I didn't know how to tell her it wasn't an open invitation, and to be honest, I don't think I want her to come. I like Robin and everything, but she's a little too flashy for my taste, and from what I've seen, when she goes out, she's like a walking billboard: "Here I Am, and I'm Available." She could be a bad reflection on me.

The steam had finally filled up the whole room, until you couldn't even see your hand in front of you. We were still the only ones in there. My whole body was dripping with sweat. When I inhaled, my chest felt clean, wide open. Like I'd never smoked a cigarette in my life. I got up, walked over by the door, searched for the silver chain, and yanked on it. Cold water shot out, but it didn't feel cold. When I finished showering, I climbed back up to the top bench. I felt energized. Wholesome. Healthy. I swear, I need to quit smoking.

"What you doing for dinner tonight?" Robin asked.

"Eating."

"You should be a comedian-you know that, don't you? Wanna go get something afterwards?"

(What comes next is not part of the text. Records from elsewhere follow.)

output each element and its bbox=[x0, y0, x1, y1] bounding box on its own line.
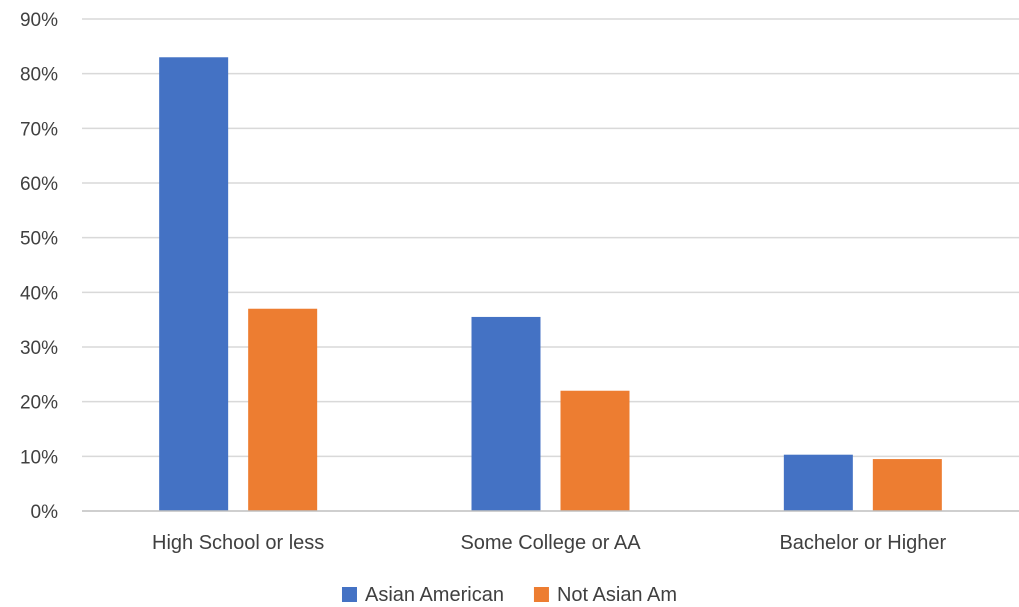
gridlines bbox=[82, 18, 1019, 458]
x-category-label: Bachelor or Higher bbox=[779, 532, 946, 554]
bar-not-asian-am bbox=[248, 308, 318, 511]
bars bbox=[159, 57, 942, 512]
legend-label: Not Asian Am bbox=[557, 584, 677, 606]
y-tick-label: 90% bbox=[20, 10, 58, 31]
legend-label: Asian American bbox=[365, 584, 504, 606]
y-tick-label: 70% bbox=[20, 119, 58, 140]
y-tick-label: 30% bbox=[20, 338, 58, 359]
x-category-label: Some College or AA bbox=[460, 532, 641, 554]
legend: Asian American Not Asian Am bbox=[341, 584, 677, 606]
y-tick-label: 50% bbox=[20, 229, 58, 250]
y-tick-label: 40% bbox=[20, 283, 58, 304]
y-tick-label: 80% bbox=[20, 65, 58, 86]
y-axis-tick-labels: 0% 10% 20% 30% 40% 50% 60% 70% 80% 90% bbox=[20, 10, 58, 523]
x-category-label: High School or less bbox=[152, 532, 324, 554]
y-tick-label: 60% bbox=[20, 174, 58, 195]
bar-not-asian-am bbox=[560, 390, 630, 511]
y-tick-label: 0% bbox=[31, 502, 59, 523]
legend-swatch bbox=[533, 587, 549, 602]
y-tick-label: 20% bbox=[20, 393, 58, 414]
x-axis-category-labels: High School or less Some College or AA Bac… bbox=[152, 532, 947, 554]
bar-asian-american bbox=[159, 57, 229, 512]
y-tick-label: 10% bbox=[20, 447, 58, 468]
bar-asian-american bbox=[471, 316, 541, 511]
legend-swatch bbox=[341, 587, 357, 602]
bar-asian-american bbox=[783, 454, 853, 511]
bar-not-asian-am bbox=[872, 459, 942, 511]
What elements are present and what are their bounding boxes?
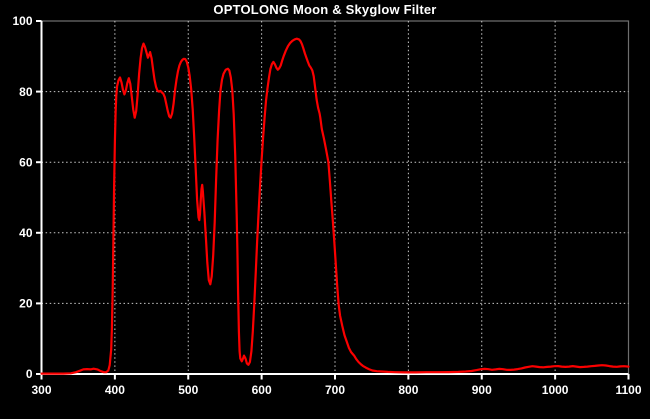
x-tick-label: 300 (31, 383, 51, 397)
x-tick-label: 900 (472, 383, 492, 397)
y-tick-label: 40 (19, 226, 33, 240)
y-tick-label: 0 (26, 367, 33, 381)
y-tick-label: 60 (19, 155, 33, 169)
transmission-curve (40, 37, 630, 375)
y-tick-label: 100 (12, 14, 32, 28)
chart-title: OPTOLONG Moon & Skyglow Filter (213, 2, 437, 17)
x-tick-label: 1000 (542, 383, 569, 397)
y-tick-label: 20 (19, 297, 33, 311)
x-tick-label: 400 (105, 383, 125, 397)
x-tick-label: 600 (252, 383, 272, 397)
plot-box-border (41, 20, 630, 374)
x-tick-label: 500 (178, 383, 198, 397)
y-tick-label: 80 (19, 85, 33, 99)
x-tick-label: 1100 (615, 383, 641, 397)
x-tick-label: 800 (398, 383, 418, 397)
x-tick-label: 700 (325, 383, 345, 397)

"Not tonight, girl. I've got some leftover chicken I'm nuking, and I've got laundry to do. Every pair of decent panties I own is dirty. What about tomorrow?"

"I can't tomorrow."

"So where were you thinking of going?"

"Home."

"I thought you just said you wanted to eat out."

"I do. But not by myself."

"Not by yourself? Are you serious?"

"Yes, I'm serious. I've never eaten out by myself."

"Why not?"

"Because it would feel weird."

"What's so weird about it? I do it all the time."

"You do? And you don't feel like people are staring at you?"

"What? Why would people be staring at me because I'm eating by myself?"

"Because it looks like you can't get anybody to eat with you."